Ziggy’s right. No matter how down I get, under it all, I’m still an optimist. Still a believer.
Um, maybe I should tell you about the shrink I saw next time.
(Some mellow British R&B for a mellow post. Enjoy it while it lasts, and Happy early Valenine’s Day to you all! And happy Mardi Gras, too. -d)
That apartment sounds perfect for you both. Time to start the healing process. Hugs
When I was thinking sublet I was thinking some student housing, honestly, where there was lots of turnover. I wasn’t expecting a really well-settled-in place. It’s like putting on a worn-in pair of boots.
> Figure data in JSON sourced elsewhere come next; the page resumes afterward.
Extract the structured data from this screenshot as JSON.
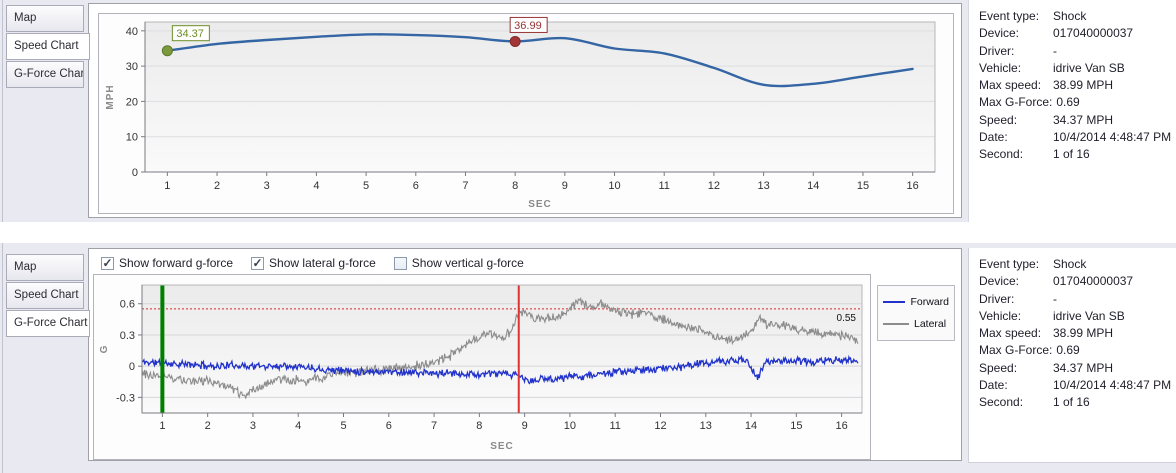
{
  "icons": {
    "check": "✓"
  },
  "event_details": {
    "rows": [
      {
        "label": "Event type:",
        "value": "Shock"
      },
      {
        "label": "Device:",
        "value": "017040000037"
      },
      {
        "label": "Driver:",
        "value": "-"
      },
      {
        "label": "Vehicle:",
        "value": "idrive Van SB"
      },
      {
        "label": "Max speed:",
        "value": "38.99 MPH"
      },
      {
        "label": "Max G-Force:",
        "value": "0.69"
      },
      {
        "label": "Speed:",
        "value": "34.37 MPH"
      },
      {
        "label": "Date:",
        "value": "10/4/2014 4:48:47 PM"
      },
      {
        "label": "Second:",
        "value": "1 of 16"
      }
    ]
  },
  "top_section": {
    "tabs": [
      {
        "label": "Map",
        "active": false
      },
      {
        "label": "Speed Chart",
        "active": true
      },
      {
        "label": "G-Force Chart",
        "active": false
      }
    ]
  },
  "bottom_section": {
    "tabs": [
      {
        "label": "Map",
        "active": false
      },
      {
        "label": "Speed Chart",
        "active": false
      },
      {
        "label": "G-Force Chart",
        "active": true
      }
    ],
    "checkboxes": [
      {
        "label": "Show forward g-force",
        "checked": true
      },
      {
        "label": "Show lateral g-force",
        "checked": true
      },
      {
        "label": "Show vertical g-force",
        "checked": false
      }
    ]
  },
  "chart_data": [
    {
      "type": "line",
      "title": "Speed Chart",
      "xlabel": "SEC",
      "ylabel": "MPH",
      "x": [
        1,
        2,
        3,
        4,
        5,
        6,
        7,
        8,
        9,
        10,
        11,
        12,
        13,
        14,
        15,
        16
      ],
      "series": [
        {
          "name": "Speed",
          "color": "#3465a4",
          "values": [
            34.37,
            36.3,
            37.4,
            38.3,
            38.99,
            38.8,
            38.2,
            36.99,
            37.9,
            35.0,
            33.6,
            29.5,
            24.7,
            25.0,
            27.1,
            29.2
          ]
        }
      ],
      "ylim": [
        0,
        42.5
      ],
      "xlim": [
        0.55,
        16.45
      ],
      "yticks": [
        0,
        10,
        20,
        30,
        40
      ],
      "grid": true,
      "markers": [
        {
          "x": 1,
          "value": 34.37,
          "label": "34.37",
          "color": "#7a9a3c",
          "stroke": "#5c7a2c",
          "label_color": "#6b8e23"
        },
        {
          "x": 8,
          "value": 36.99,
          "label": "36.99",
          "color": "#a33537",
          "stroke": "#802a2c",
          "label_color": "#993335"
        }
      ]
    },
    {
      "type": "line",
      "title": "G-Force Chart",
      "xlabel": "SEC",
      "ylabel": "G",
      "ylim": [
        -0.45,
        0.78
      ],
      "xlim": [
        0.55,
        16.45
      ],
      "yticks": [
        -0.3,
        0,
        0.3,
        0.6
      ],
      "xticks": [
        1,
        2,
        3,
        4,
        5,
        6,
        7,
        8,
        9,
        10,
        11,
        12,
        13,
        14,
        15,
        16
      ],
      "grid": true,
      "legend": [
        "Forward",
        "Lateral"
      ],
      "legend_position": "right",
      "threshold": {
        "value": 0.55,
        "label": "0.55",
        "color": "#dd2222"
      },
      "cursor_lines": [
        {
          "x": 1,
          "color": "#008000",
          "width": 4
        },
        {
          "x": 8.87,
          "color": "#e03232",
          "width": 2
        }
      ],
      "series": [
        {
          "name": "Lateral",
          "color": "#8c8c8c",
          "noise_amplitude": 0.035,
          "keypoints": [
            [
              0.55,
              -0.07
            ],
            [
              1,
              -0.09
            ],
            [
              1.5,
              -0.13
            ],
            [
              2,
              -0.15
            ],
            [
              2.4,
              -0.18
            ],
            [
              2.8,
              -0.28
            ],
            [
              3.1,
              -0.22
            ],
            [
              3.4,
              -0.15
            ],
            [
              3.8,
              -0.13
            ],
            [
              4.2,
              -0.14
            ],
            [
              4.6,
              -0.1
            ],
            [
              5,
              -0.06
            ],
            [
              5.4,
              -0.05
            ],
            [
              5.8,
              -0.04
            ],
            [
              6.2,
              -0.02
            ],
            [
              6.6,
              0
            ],
            [
              7,
              0.04
            ],
            [
              7.3,
              0.09
            ],
            [
              7.6,
              0.16
            ],
            [
              7.9,
              0.25
            ],
            [
              8.1,
              0.3
            ],
            [
              8.3,
              0.32
            ],
            [
              8.5,
              0.27
            ],
            [
              8.7,
              0.33
            ],
            [
              8.87,
              0.52
            ],
            [
              9,
              0.5
            ],
            [
              9.2,
              0.45
            ],
            [
              9.5,
              0.46
            ],
            [
              9.8,
              0.48
            ],
            [
              10,
              0.55
            ],
            [
              10.2,
              0.63
            ],
            [
              10.35,
              0.58
            ],
            [
              10.5,
              0.55
            ],
            [
              10.7,
              0.6
            ],
            [
              10.9,
              0.56
            ],
            [
              11.1,
              0.52
            ],
            [
              11.4,
              0.5
            ],
            [
              11.7,
              0.52
            ],
            [
              12,
              0.45
            ],
            [
              12.3,
              0.42
            ],
            [
              12.6,
              0.38
            ],
            [
              12.9,
              0.34
            ],
            [
              13.2,
              0.28
            ],
            [
              13.5,
              0.25
            ],
            [
              13.8,
              0.28
            ],
            [
              14,
              0.32
            ],
            [
              14.2,
              0.48
            ],
            [
              14.35,
              0.38
            ],
            [
              14.6,
              0.4
            ],
            [
              14.9,
              0.37
            ],
            [
              15.2,
              0.34
            ],
            [
              15.5,
              0.32
            ],
            [
              15.8,
              0.3
            ],
            [
              16.1,
              0.28
            ],
            [
              16.35,
              0.25
            ]
          ]
        },
        {
          "name": "Forward",
          "color": "#2233cc",
          "noise_amplitude": 0.028,
          "keypoints": [
            [
              0.55,
              0.04
            ],
            [
              1,
              0.03
            ],
            [
              1.4,
              0.02
            ],
            [
              1.8,
              0.01
            ],
            [
              2.2,
              0
            ],
            [
              2.6,
              0.01
            ],
            [
              3,
              0
            ],
            [
              3.4,
              0
            ],
            [
              3.8,
              0.01
            ],
            [
              4.2,
              -0.01
            ],
            [
              4.6,
              -0.03
            ],
            [
              5,
              -0.04
            ],
            [
              5.5,
              -0.05
            ],
            [
              6,
              -0.05
            ],
            [
              6.5,
              -0.06
            ],
            [
              7,
              -0.07
            ],
            [
              7.5,
              -0.07
            ],
            [
              8,
              -0.08
            ],
            [
              8.4,
              -0.07
            ],
            [
              8.87,
              -0.09
            ],
            [
              9.1,
              -0.15
            ],
            [
              9.4,
              -0.12
            ],
            [
              9.7,
              -0.12
            ],
            [
              10,
              -0.1
            ],
            [
              10.4,
              -0.09
            ],
            [
              10.8,
              -0.07
            ],
            [
              11.2,
              -0.05
            ],
            [
              11.6,
              -0.04
            ],
            [
              12,
              -0.02
            ],
            [
              12.4,
              -0.01
            ],
            [
              12.8,
              0.02
            ],
            [
              13.2,
              0.04
            ],
            [
              13.6,
              0.05
            ],
            [
              13.9,
              0.06
            ],
            [
              14.15,
              -0.12
            ],
            [
              14.3,
              0.03
            ],
            [
              14.6,
              0.06
            ],
            [
              15,
              0.05
            ],
            [
              15.4,
              0.04
            ],
            [
              15.8,
              0.06
            ],
            [
              16.2,
              0.05
            ],
            [
              16.35,
              0.05
            ]
          ]
        }
      ]
    }
  ]
}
Selfish of me, but I’m liking how I’m feeling reading about my Ziggy and my Daron, just loving on each other and taking it slow. Healing is good and Ziggy is being awesome. I’m not saying I am thinking it’s all going to be smooth sailing, but there is a solid base here and that’s important. Hugs.
What G said.
Hugs to you too
Maybe stepping into someone else’s sublet is a nice way to try out a whole difference scene, without having to assemble it yourself. Good idea!
I hadn’t really been thinking that consciously but now that we’re there it’s like, oh, it makes perfect sense to rent a place that is not only fully furnished, it has someone’s whole life sort of spread out like a diorama.